Layaknya produk rumahan pada umumnya, produk sambal cumi siap saji Fachry tak menggunakan bahan pengawet. Oleh karena itu, daya tahannya juga tak selama produk serupa yang dijual di beberapa pasar swalayan.
“Kira-kira satu bulan jika disimpan di freezer, kalau mau dimakan tinggal hangatkan saja,” ujarnya.
Untuk menyiasatinya, Fachry tidak menyimpan produknya dalam jumlah banyak. Dia memilih untuk memasak sekali dalam sepekan atau ketika menerima pesanan dalam jumlah besar.
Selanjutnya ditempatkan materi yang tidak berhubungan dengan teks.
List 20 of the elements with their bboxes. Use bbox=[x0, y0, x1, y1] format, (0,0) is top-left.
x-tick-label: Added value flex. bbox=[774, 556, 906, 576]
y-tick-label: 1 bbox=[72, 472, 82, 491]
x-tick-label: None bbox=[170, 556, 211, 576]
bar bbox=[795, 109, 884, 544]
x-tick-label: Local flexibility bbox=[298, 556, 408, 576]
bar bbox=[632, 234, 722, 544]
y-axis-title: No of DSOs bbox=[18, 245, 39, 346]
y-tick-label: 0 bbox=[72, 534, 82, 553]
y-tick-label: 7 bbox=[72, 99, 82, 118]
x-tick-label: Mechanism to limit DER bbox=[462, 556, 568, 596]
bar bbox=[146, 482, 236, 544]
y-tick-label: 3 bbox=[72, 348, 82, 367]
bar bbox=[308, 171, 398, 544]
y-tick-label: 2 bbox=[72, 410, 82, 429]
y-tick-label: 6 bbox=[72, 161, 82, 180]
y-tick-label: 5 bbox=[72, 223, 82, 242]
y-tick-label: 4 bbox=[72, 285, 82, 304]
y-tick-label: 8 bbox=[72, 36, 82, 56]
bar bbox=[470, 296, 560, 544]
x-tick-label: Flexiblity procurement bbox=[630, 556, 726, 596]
Biasanya, setiap kali memasak dia bisa memproduksi 10 toples yang per toplesnya dihargai Rp35.000. Adapun, sampai saat ini Fachry berhasil menjual lebih dari ratusan toples yang pembelinya tidak hanya datang dari dalam Kota Malang saja.
“Ada pesanan dari Blitar, Surabaya, Bekasi, Cikarang, teman dari Jakarta juga pesan,” paparnya.
Fachry menyebut pesanan terus mengalir sejak bulan Ramadan. Tak dapat dipungkiri produk makanan olahan siap saji,tak terkecuali sambal banyak dicari lantaran praktis untuk berbuka puasa maupun sahur.
Terlebih sudah banyak kota-kota besar yang menerapkan Pembatasan Sosial Berskala Besar (PSBB) disertai dengan jam malam. Alhasil, ruang gerak untuk sekadar mencari makanann untuk berbuka puasa atau sahur makin terbatas.
Sementara itu, Ketua Umum Asosiasi Pengusaha Indonesia (Apindo) Hariyadi Sukamdani mengatakan perubahan pola konsumsi masyarakat untuk menjaga stok bahan makanan di rumah akan berkorelasi dengan kebutuhan makanan olahan (pre-cook) seperti makanan siap saji dan makanan beku (frozen food).
Dia memprediksi bahwa selain makanan olahan, minuman seduh juga akan mengalami peningkatan permintaan.
“Yang paling penting untuk usaha mikro, kecil, dan menengah (UMKM) perlu mulai terjun ke platform marketplace digital. Hal ini akan meningkatkan penjualan dan memudahkan promosi,” katanya pada Jumat (1/5/2020).
Laporan berjudul ‘Consumer Behavior New Normal After Covid-19, The Predictions’ yang dikutip oleh Bisnis menyebutkan bahwa pandemi Covid-19 membuat banyak orang berdiam diri di rumah sehingga toko daring menjadi pilihan untuk berbelanja.
Pembelian konsumen pun mulai bergeser dari produk-produk yang sifatnya keinginan menjadi produk-produk yang sifatnya kebutuhan. Permintaan tertinggi pada umumnya ada di produk-produk sehari-hari, groceries, dan produk kesehatan seperti vitamin dan pencegahan penyakit.
Situasi pembatasan sosial menyebabkan masyarakat terutama kaum milenial terbiasa membeli makanan dalam bentuk beku atau siap masak karena lebih mudah dan efisien dalam hal penyajian.
“Milenial lebih suka memasak yang simple dan convenient di mana frozen food akan menjadi pilihan,” tulis laporan tersebut.